Webflow
Webflow Innovation & Technology Culture
Webflow Employee Perspectives
What types of products or services does your engineering team work on/create? What problem are you solving for customers?
We’re building an AI-native web experience platform, one that lets cross-functional teams of marketers, designers and developers visually build, manage and optimize enterprise-grade websites — without hand-coding every detail. Traditionally, a designer creates something in Figma, then an engineer rebuilds that design from scratch in code. That handoff is slow, expensive and full of “this doesn’t look like the mockup” moments.
Webflow eliminates that gap. It gives designers and marketers direct control of the web so they can design, build and publish sites themselves, while still maintaining the quality and flexibility engineers expect. When you do need custom logic or integrations, developers can extend the platform with code or APIs, so it scales with your business, not around it. In short, Webflow helps teams ship well-designed, enterprise-grade custom websites fast — without waiting on a dev queue. It’s visual, collaborative and built for flexibility.
Tell us about a recent project where your team used AI as a tool. What was it meant to accomplish? How did you use AI to assist?
I lead our developer productivity team, which keeps our platform fast, modern and reliable. That means constantly upgrading our tech stack across many interdependent services without disrupting what 300,000 customers rely on daily. These platform upgrades are notoriously complex; they touch nearly every part of the codebase and have historically taken weeks of manual effort to execute safely. To move faster, we treated AI as an active collaborator, not just a code-generation tool. We use a mix of AI-powered pair-programming tools and integrated development environments, including Cursor, Augment Code, Claude Code and OpenAI Codex, to generate codemods, detect errors and refactor legacy patterns. Engineers pick whichever tool fits their needs; some prefer Augment Code in-context code understanding for large-scale refactors, while others like Claude Code’s reasoning capabilities to interpret errors and recommend safe transformations.

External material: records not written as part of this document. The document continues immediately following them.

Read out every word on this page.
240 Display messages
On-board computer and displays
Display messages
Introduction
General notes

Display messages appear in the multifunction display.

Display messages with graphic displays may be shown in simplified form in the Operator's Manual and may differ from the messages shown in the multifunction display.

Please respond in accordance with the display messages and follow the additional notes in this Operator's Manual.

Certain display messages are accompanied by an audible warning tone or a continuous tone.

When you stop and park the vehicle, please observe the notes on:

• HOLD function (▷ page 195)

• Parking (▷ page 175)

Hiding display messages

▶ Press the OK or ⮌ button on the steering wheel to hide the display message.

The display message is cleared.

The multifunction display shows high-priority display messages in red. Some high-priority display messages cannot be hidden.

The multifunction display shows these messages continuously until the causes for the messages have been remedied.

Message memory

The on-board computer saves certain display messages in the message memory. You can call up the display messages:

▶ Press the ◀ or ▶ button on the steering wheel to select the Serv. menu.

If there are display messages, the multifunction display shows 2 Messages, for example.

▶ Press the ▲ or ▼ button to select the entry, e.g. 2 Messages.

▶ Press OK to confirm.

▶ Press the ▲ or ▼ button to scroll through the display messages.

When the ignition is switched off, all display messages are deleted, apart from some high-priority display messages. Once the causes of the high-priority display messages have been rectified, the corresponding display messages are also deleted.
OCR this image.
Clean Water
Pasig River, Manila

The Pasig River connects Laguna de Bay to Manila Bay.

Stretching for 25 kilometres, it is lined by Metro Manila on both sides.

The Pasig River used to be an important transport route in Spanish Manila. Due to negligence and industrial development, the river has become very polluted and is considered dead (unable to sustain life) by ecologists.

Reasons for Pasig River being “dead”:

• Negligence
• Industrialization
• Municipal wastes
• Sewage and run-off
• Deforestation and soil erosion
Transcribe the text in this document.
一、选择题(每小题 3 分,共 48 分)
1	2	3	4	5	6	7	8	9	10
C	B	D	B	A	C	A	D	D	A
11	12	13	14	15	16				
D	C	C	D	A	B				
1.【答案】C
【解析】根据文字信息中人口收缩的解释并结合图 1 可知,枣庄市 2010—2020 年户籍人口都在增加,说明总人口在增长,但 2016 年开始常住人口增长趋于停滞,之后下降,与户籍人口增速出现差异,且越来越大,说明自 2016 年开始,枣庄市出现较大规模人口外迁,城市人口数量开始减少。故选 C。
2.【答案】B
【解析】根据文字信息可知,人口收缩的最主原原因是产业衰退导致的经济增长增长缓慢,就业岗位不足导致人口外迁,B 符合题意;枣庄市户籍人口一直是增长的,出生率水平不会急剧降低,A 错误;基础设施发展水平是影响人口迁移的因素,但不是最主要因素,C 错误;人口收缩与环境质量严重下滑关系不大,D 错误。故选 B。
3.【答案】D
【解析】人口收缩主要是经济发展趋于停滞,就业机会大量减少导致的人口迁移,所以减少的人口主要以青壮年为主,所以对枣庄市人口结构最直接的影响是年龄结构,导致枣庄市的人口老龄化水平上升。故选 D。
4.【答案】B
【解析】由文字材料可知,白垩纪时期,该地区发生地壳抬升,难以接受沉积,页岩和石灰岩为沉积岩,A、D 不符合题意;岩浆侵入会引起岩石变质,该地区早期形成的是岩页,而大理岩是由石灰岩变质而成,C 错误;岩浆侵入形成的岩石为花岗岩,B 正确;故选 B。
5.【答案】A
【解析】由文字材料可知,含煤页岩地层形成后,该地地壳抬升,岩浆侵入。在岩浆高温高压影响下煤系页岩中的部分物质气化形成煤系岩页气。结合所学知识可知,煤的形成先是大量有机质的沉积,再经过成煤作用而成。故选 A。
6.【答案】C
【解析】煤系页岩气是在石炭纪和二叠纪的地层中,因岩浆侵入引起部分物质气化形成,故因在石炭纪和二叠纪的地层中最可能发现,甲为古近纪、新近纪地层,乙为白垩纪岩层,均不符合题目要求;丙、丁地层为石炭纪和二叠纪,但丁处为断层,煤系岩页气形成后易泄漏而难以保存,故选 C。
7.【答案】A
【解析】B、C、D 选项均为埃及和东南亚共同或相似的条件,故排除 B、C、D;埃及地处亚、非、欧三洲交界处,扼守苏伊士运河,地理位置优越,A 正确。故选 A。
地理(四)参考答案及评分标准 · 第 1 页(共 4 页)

AI helped map dependencies early, flag risks and cluster related migration tasks so we could parallelize the work across teams. What used to be a slow, error-prone upgrade cycle is now a coordinated semi-automated flow with engineers in the driver’s seat, where AI is doing the heavy lifting.
What would that project have looked like if you didn’t have AI as a tool to use? How has AI changed the way you work, in general?
Without AI, this kind of platform upgrade would’ve stretched across multiple quarters — a slow, manual process of dependency mapping, repetitive code updates and endless test cycles. Every small API change in React or Node needed custom scripts and manual reviews. Reliable, yes. Scalable? Not really.
With AI in the mix, we compressed that cycle dramatically. Instead of writing migration scripts from scratch, engineers could prompt AI tools to propose code transformations, validate patterns, spot edge cases and even generate test coverage. The result wasn’t just speed; it was consistency. Teams could move in sync, applying shared migration patterns across the entire codebase and reducing regressions.
AI has reshaped how we approach platform evolution at Webflow. Upgrades aren’t big, disruptive events anymore; they’re continuous, incremental improvements. Engineers have the freedom to experiment with the AI tools that best fit their workflow. And we’re always exploring what’s next — not for novelty, but for how it amplifies creativity, safety and speed. AI has become our quiet partner in keeping Webflow modern, stable and fast.